En plus, je sais toujours pas monter à la corde, même celle avec des nœuds. Ça me cloue de honte devant Philippe, mon amour secret. Heureusement que maintenant je suis en dernière année de collège, parce que je donnerais n’importe quoi pour être au lycée. Celui de notre petite ville est à côté du collège, alors à la récré je vois les lycéens passer sur le trottoir devant moi et ma meilleure amie. Nous, on est parquées comme du bétail derrière les grilles de notre cour.
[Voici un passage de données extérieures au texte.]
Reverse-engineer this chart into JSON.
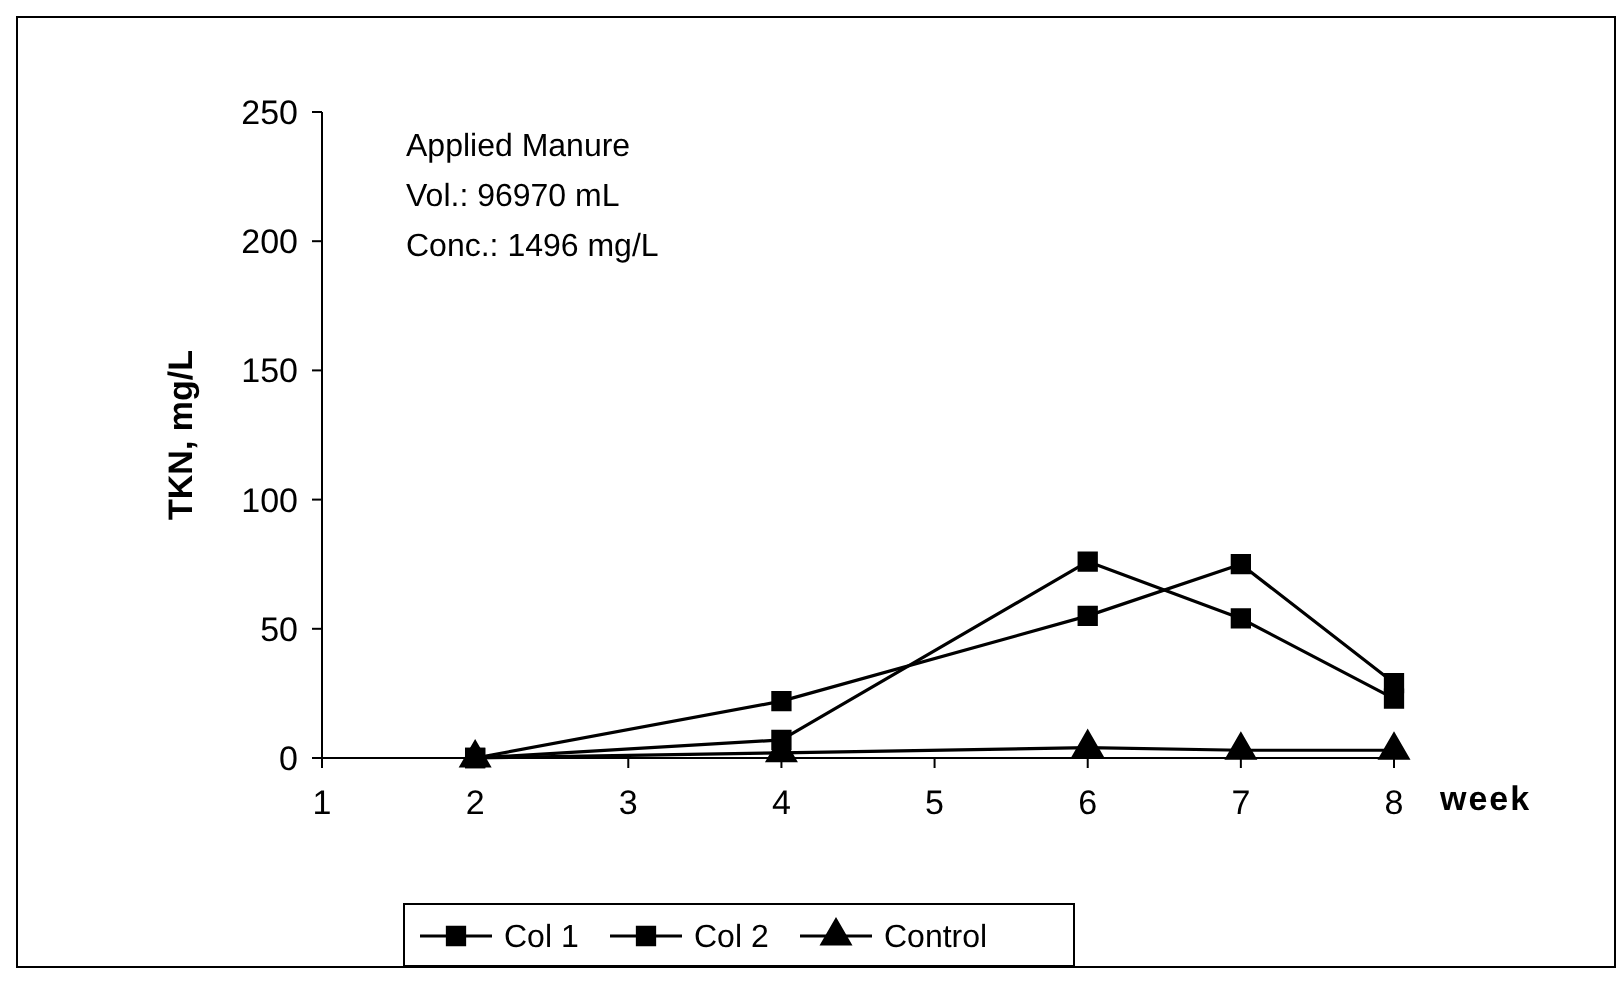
{
  "chart_data": {
    "type": "line",
    "ylabel": "TKN, mg/L",
    "xlabel": "week",
    "x": [
      2,
      4,
      6,
      7,
      8
    ],
    "xlim": [
      1,
      8
    ],
    "xticks": [
      1,
      2,
      3,
      4,
      5,
      6,
      7,
      8
    ],
    "ylim": [
      0,
      250
    ],
    "yticks": [
      0,
      50,
      100,
      150,
      200,
      250
    ],
    "grid": false,
    "legend": "bottom",
    "line_style": "solid",
    "annotations": [
      "Applied Manure",
      "Vol.: 96970 mL",
      "Conc.: 1496 mg/L"
    ],
    "series": [
      {
        "name": "Col 1",
        "color": "#000000",
        "marker": "square",
        "values": [
          0,
          7,
          76,
          54,
          23
        ]
      },
      {
        "name": "Col 2",
        "color": "#000000",
        "marker": "square",
        "values": [
          0,
          22,
          55,
          75,
          29
        ]
      },
      {
        "name": "Control",
        "color": "#000000",
        "marker": "triangle",
        "values": [
          0,
          2,
          4,
          3,
          3
        ]
      }
    ]
  }
}
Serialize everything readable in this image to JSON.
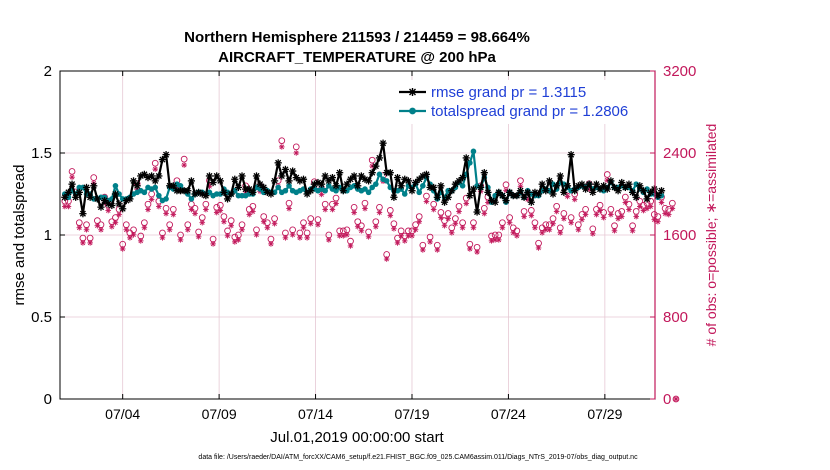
{
  "chart_data": {
    "type": "line",
    "title_line1": "Northern Hemisphere 211593 / 214459 = 98.664%",
    "title_line2": "AIRCRAFT_TEMPERATURE @ 200 hPa",
    "ylabel_left": "rmse and totalspread",
    "ylabel_right": "# of obs: o=possible; ∗=assimilated",
    "xlabel": "Jul.01,2019 00:00:00 start",
    "footnote": "data file: /Users/raeder/DAI/ATM_forcXX/CAM6_setup/f.e21.FHIST_BGC.f09_025.CAM6assim.011/Diags_NTrS_2019-07/obs_diag_output.nc",
    "ylim_left": [
      0,
      2
    ],
    "yticks_left": [
      "0",
      "0.5",
      "1",
      "1.5",
      "2"
    ],
    "ylim_right": [
      0,
      3200
    ],
    "yticks_right": [
      "0",
      "800",
      "1600",
      "2400",
      "3200"
    ],
    "xlim": [
      0.75,
      31.6
    ],
    "xticks": [
      {
        "pos": 4,
        "label": "07/04"
      },
      {
        "pos": 9,
        "label": "07/09"
      },
      {
        "pos": 14,
        "label": "07/14"
      },
      {
        "pos": 19,
        "label": "07/19"
      },
      {
        "pos": 24,
        "label": "07/24"
      },
      {
        "pos": 29,
        "label": "07/29"
      }
    ],
    "series": [
      {
        "name": "rmse",
        "legend": "rmse grand pr = 1.3115",
        "color": "#000000",
        "marker": "asterisk",
        "values": [
          1.23,
          1.26,
          1.31,
          1.23,
          1.26,
          1.13,
          1.29,
          1.23,
          1.3,
          1.22,
          1.17,
          1.21,
          1.19,
          1.18,
          1.25,
          1.19,
          1.16,
          1.21,
          1.22,
          1.33,
          1.3,
          1.36,
          1.37,
          1.35,
          1.36,
          1.33,
          1.36,
          1.46,
          1.49,
          1.3,
          1.3,
          1.27,
          1.27,
          1.27,
          1.27,
          1.33,
          1.25,
          1.26,
          1.25,
          1.24,
          1.36,
          1.32,
          1.36,
          1.33,
          1.26,
          1.22,
          1.25,
          1.34,
          1.29,
          1.36,
          1.28,
          1.28,
          1.26,
          1.36,
          1.31,
          1.29,
          1.26,
          1.25,
          1.33,
          1.44,
          1.36,
          1.4,
          1.33,
          1.39,
          1.35,
          1.33,
          1.34,
          1.25,
          1.27,
          1.31,
          1.32,
          1.31,
          1.36,
          1.33,
          1.35,
          1.3,
          1.38,
          1.27,
          1.31,
          1.34,
          1.36,
          1.3,
          1.36,
          1.34,
          1.33,
          1.38,
          1.42,
          1.47,
          1.56,
          1.38,
          1.38,
          1.23,
          1.35,
          1.3,
          1.34,
          1.33,
          1.27,
          1.32,
          1.34,
          1.36,
          1.37,
          1.29,
          1.29,
          1.23,
          1.3,
          1.2,
          1.23,
          1.27,
          1.31,
          1.33,
          1.35,
          1.47,
          1.24,
          1.28,
          1.14,
          1.29,
          1.38,
          1.26,
          1.21,
          1.2,
          1.26,
          1.24,
          1.21,
          1.26,
          1.24,
          1.24,
          1.27,
          1.23,
          1.26,
          1.2,
          1.26,
          1.25,
          1.31,
          1.27,
          1.33,
          1.25,
          1.3,
          1.36,
          1.26,
          1.3,
          1.49,
          1.27,
          1.3,
          1.31,
          1.28,
          1.31,
          1.26,
          1.31,
          1.28,
          1.3,
          1.28,
          1.33,
          1.29,
          1.27,
          1.32,
          1.29,
          1.31,
          1.26,
          1.23,
          1.3,
          1.27,
          1.22,
          1.26,
          1.28,
          1.24,
          1.27
        ]
      },
      {
        "name": "totalspread",
        "legend": "totalspread grand pr = 1.2806",
        "color": "#00808a",
        "marker": "dot",
        "values": [
          1.25,
          1.23,
          1.27,
          1.25,
          1.29,
          1.29,
          1.25,
          1.25,
          1.22,
          1.22,
          1.23,
          1.23,
          1.21,
          1.22,
          1.3,
          1.25,
          1.22,
          1.22,
          1.23,
          1.25,
          1.26,
          1.27,
          1.26,
          1.29,
          1.28,
          1.29,
          1.24,
          1.21,
          1.22,
          1.29,
          1.28,
          1.31,
          1.3,
          1.27,
          1.25,
          1.22,
          1.25,
          1.26,
          1.26,
          1.25,
          1.26,
          1.24,
          1.25,
          1.25,
          1.28,
          1.26,
          1.25,
          1.27,
          1.24,
          1.24,
          1.24,
          1.25,
          1.25,
          1.29,
          1.28,
          1.26,
          1.27,
          1.26,
          1.26,
          1.29,
          1.26,
          1.27,
          1.3,
          1.27,
          1.26,
          1.27,
          1.28,
          1.26,
          1.28,
          1.28,
          1.27,
          1.28,
          1.27,
          1.3,
          1.28,
          1.27,
          1.29,
          1.27,
          1.27,
          1.29,
          1.3,
          1.28,
          1.27,
          1.28,
          1.26,
          1.29,
          1.31,
          1.37,
          1.34,
          1.33,
          1.29,
          1.27,
          1.27,
          1.28,
          1.25,
          1.3,
          1.29,
          1.31,
          1.26,
          1.3,
          1.35,
          1.31,
          1.27,
          1.22,
          1.26,
          1.23,
          1.27,
          1.27,
          1.29,
          1.32,
          1.3,
          1.37,
          1.44,
          1.51,
          1.3,
          1.29,
          1.35,
          1.29,
          1.2,
          1.24,
          1.26,
          1.24,
          1.2,
          1.26,
          1.24,
          1.24,
          1.26,
          1.23,
          1.27,
          1.25,
          1.24,
          1.24,
          1.27,
          1.28,
          1.27,
          1.31,
          1.28,
          1.32,
          1.31,
          1.29,
          1.27,
          1.28,
          1.29,
          1.3,
          1.29,
          1.31,
          1.28,
          1.29,
          1.28,
          1.27,
          1.29,
          1.32,
          1.29,
          1.29,
          1.3,
          1.29,
          1.29,
          1.27,
          1.31,
          1.28,
          1.26,
          1.28,
          1.25,
          1.25,
          1.23,
          1.24
        ]
      }
    ],
    "obs_points": {
      "possible_marker": "circle",
      "assimilated_marker": "asterisk",
      "color": "#c2185b",
      "values": [
        1930,
        1930,
        2220,
        2020,
        1720,
        1570,
        1700,
        1570,
        2160,
        1740,
        1700,
        1970,
        1890,
        1730,
        1770,
        1850,
        1510,
        1700,
        1620,
        1650,
        2100,
        1590,
        1720,
        1900,
        2000,
        2300,
        1930,
        1620,
        1860,
        1700,
        1850,
        2130,
        1600,
        2340,
        1700,
        1900,
        1860,
        1630,
        1770,
        1900,
        2130,
        1560,
        1870,
        1890,
        1780,
        1640,
        1740,
        1580,
        1600,
        1700,
        2080,
        1850,
        1880,
        1650,
        2080,
        1780,
        1720,
        1560,
        1760,
        2130,
        2520,
        1620,
        1910,
        1650,
        2460,
        1620,
        1720,
        1620,
        1760,
        2120,
        1750,
        2050,
        1900,
        1600,
        1900,
        1960,
        1640,
        1640,
        1650,
        1540,
        1870,
        1730,
        1690,
        1910,
        1630,
        2330,
        1730,
        1870,
        2180,
        1410,
        1840,
        1710,
        1570,
        1640,
        1590,
        1640,
        1640,
        1700,
        1780,
        1500,
        1980,
        1580,
        1900,
        1500,
        1820,
        1740,
        1810,
        1670,
        1760,
        1880,
        1720,
        1960,
        1510,
        1720,
        1480,
        2080,
        1860,
        1970,
        1590,
        1600,
        1600,
        1720,
        2090,
        1770,
        1670,
        1640,
        2130,
        1830,
        2000,
        1840,
        1720,
        1520,
        1670,
        1700,
        1700,
        1760,
        1880,
        1670,
        1810,
        2030,
        1770,
        2000,
        1700,
        1800,
        1850,
        2100,
        1660,
        1850,
        1890,
        1820,
        2190,
        1850,
        1690,
        1810,
        1830,
        1970,
        1900,
        1690,
        1830,
        1930,
        1890,
        1910,
        1930,
        1800,
        1780,
        1970,
        1860,
        1850,
        1910,
        0
      ]
    },
    "legend_position": "top-right",
    "grid": true,
    "colors": {
      "rmse": "#000000",
      "totalspread": "#00808a",
      "obs": "#c2185b",
      "legend_text": "#1f3fd6",
      "grid": "#e6c8d4"
    }
  }
}
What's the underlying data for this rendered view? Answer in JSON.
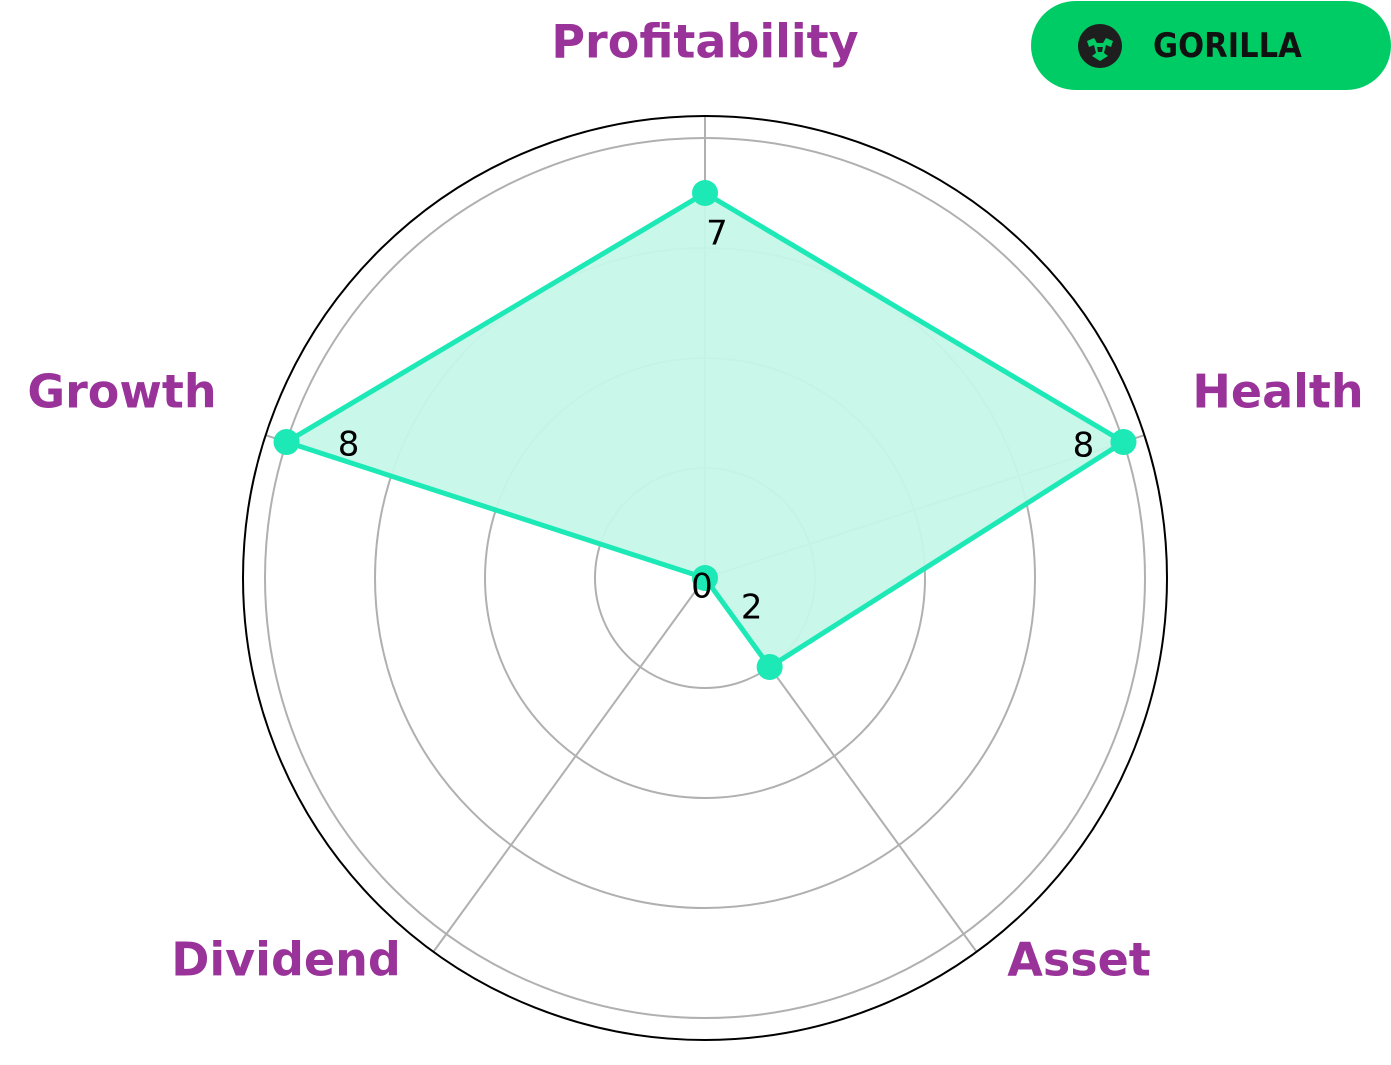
{
  "brand": {
    "name": "GORILLA",
    "logo_icon": "gorilla-head-icon",
    "badge_color": "#00cc66"
  },
  "chart_data": {
    "type": "radar",
    "categories": [
      "Profitability",
      "Health",
      "Asset",
      "Dividend",
      "Growth"
    ],
    "values": [
      7,
      8,
      2,
      0,
      8
    ],
    "value_labels": [
      "7",
      "8",
      "2",
      "0",
      "8"
    ],
    "rlim": [
      0,
      8.4
    ],
    "rgrid": [
      2,
      4,
      6,
      8
    ],
    "grid": true,
    "colors": {
      "line": "#1de9b6",
      "fill": "#c6f7e9",
      "label": "#993399",
      "grid": "#b0b0b0"
    }
  }
}
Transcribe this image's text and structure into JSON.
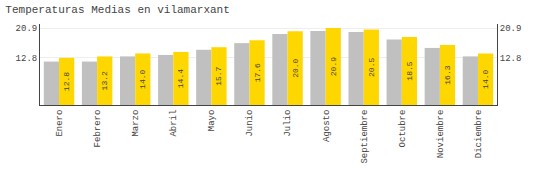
{
  "chart_data": {
    "type": "bar",
    "title": "Temperaturas Medias en vilamarxant",
    "categories": [
      "Enero",
      "Febrero",
      "Marzo",
      "Abril",
      "Mayo",
      "Junio",
      "Julio",
      "Agosto",
      "Septiembre",
      "Octubre",
      "Noviembre",
      "Diciembre"
    ],
    "series": [
      {
        "color": "#C0C0C0",
        "values": [
          11.8,
          11.8,
          13.2,
          13.6,
          15.0,
          16.8,
          19.3,
          20.1,
          19.8,
          17.8,
          15.5,
          13.2
        ]
      },
      {
        "color": "#FFD700",
        "values": [
          12.8,
          13.2,
          14.0,
          14.4,
          15.7,
          17.6,
          20.0,
          20.9,
          20.5,
          18.5,
          16.3,
          14.0
        ],
        "value_labels": [
          "12.8",
          "13.2",
          "14.0",
          "14.4",
          "15.7",
          "17.6",
          "20.0",
          "20.9",
          "20.5",
          "18.5",
          "16.3",
          "14.0"
        ],
        "data_labels": true
      }
    ],
    "ylim": [
      0,
      22.0
    ],
    "yticks": [
      12.8,
      20.9
    ],
    "y2lim": [
      0,
      22.0
    ],
    "y2ticks": [
      12.8,
      20.9
    ],
    "grid": true
  }
}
Je les envie, tous les copains et les copines qui sortent de classe à 4 heures, les veinards. Ils vont boire un verre dans le centre-ville, les veinards. En plus, ils organisent des soirées folks, des trucs vraiment super extra méga cool !
Ici au collège, le principal est un facho qui a écrasé une petite souris avec son pied devant nous dans le couloir de la bibliothèque, et on a une prof d’histoire-géo qui nous fait nous pisser dessus quand elle nous interroge au tableau. Souvent quand on arrive le lundi pour le cours de 9 heures, il y a déjà une petite flaque à côté du bureau. En plus, sur notre cahier, elle nous a fait copier Larzac : terre inculte et sauvage dont la seule destination est militaire.
Hier, la prof de biologie s’est moquée de mon amour caché, Philippe, quand à la question « Qu’est-ce qu’une maladie vénérienne ? » il a répondu « Une maladie des veines. » C’est pas toujours facile pour Philippe, mon amour secret depuis la 6ème, d’être le premier de la classe et de se sentir obligé de répondre aux questions pourries des profs. En plus je suis sûre qu’elle, la prof de biologie, elle sait même pas faire le Rubix cube en une seule fois comme le fait Philippe !
Le seul que j’aime bien, c’est le prof d’anglais. Et puis contrairement au connard de prof de techno, lui, il ouvre une fenêtre, quand il fume en classe ! Du coup on a appris l’expression chain smoker, c’est marrant. Moi, j’aime pas trop ça, la cigarette, je crois. Quand mon père fume dans la R16, il râle quand je demande d’ouvrir la fenêtre. Mais la fumée du prof d’anglais, celle-là, elle me dérange pas. Lui, si jamais il a une R 16, je suis sûre qu’elle est pas juste bêtement verte comme la nôtre : elle doit être vert métallisé.
Le soir, je travaille toujours en écoutant Les Routiers sont sympas à la radio, ça rend les devoirs super fastoches à faire.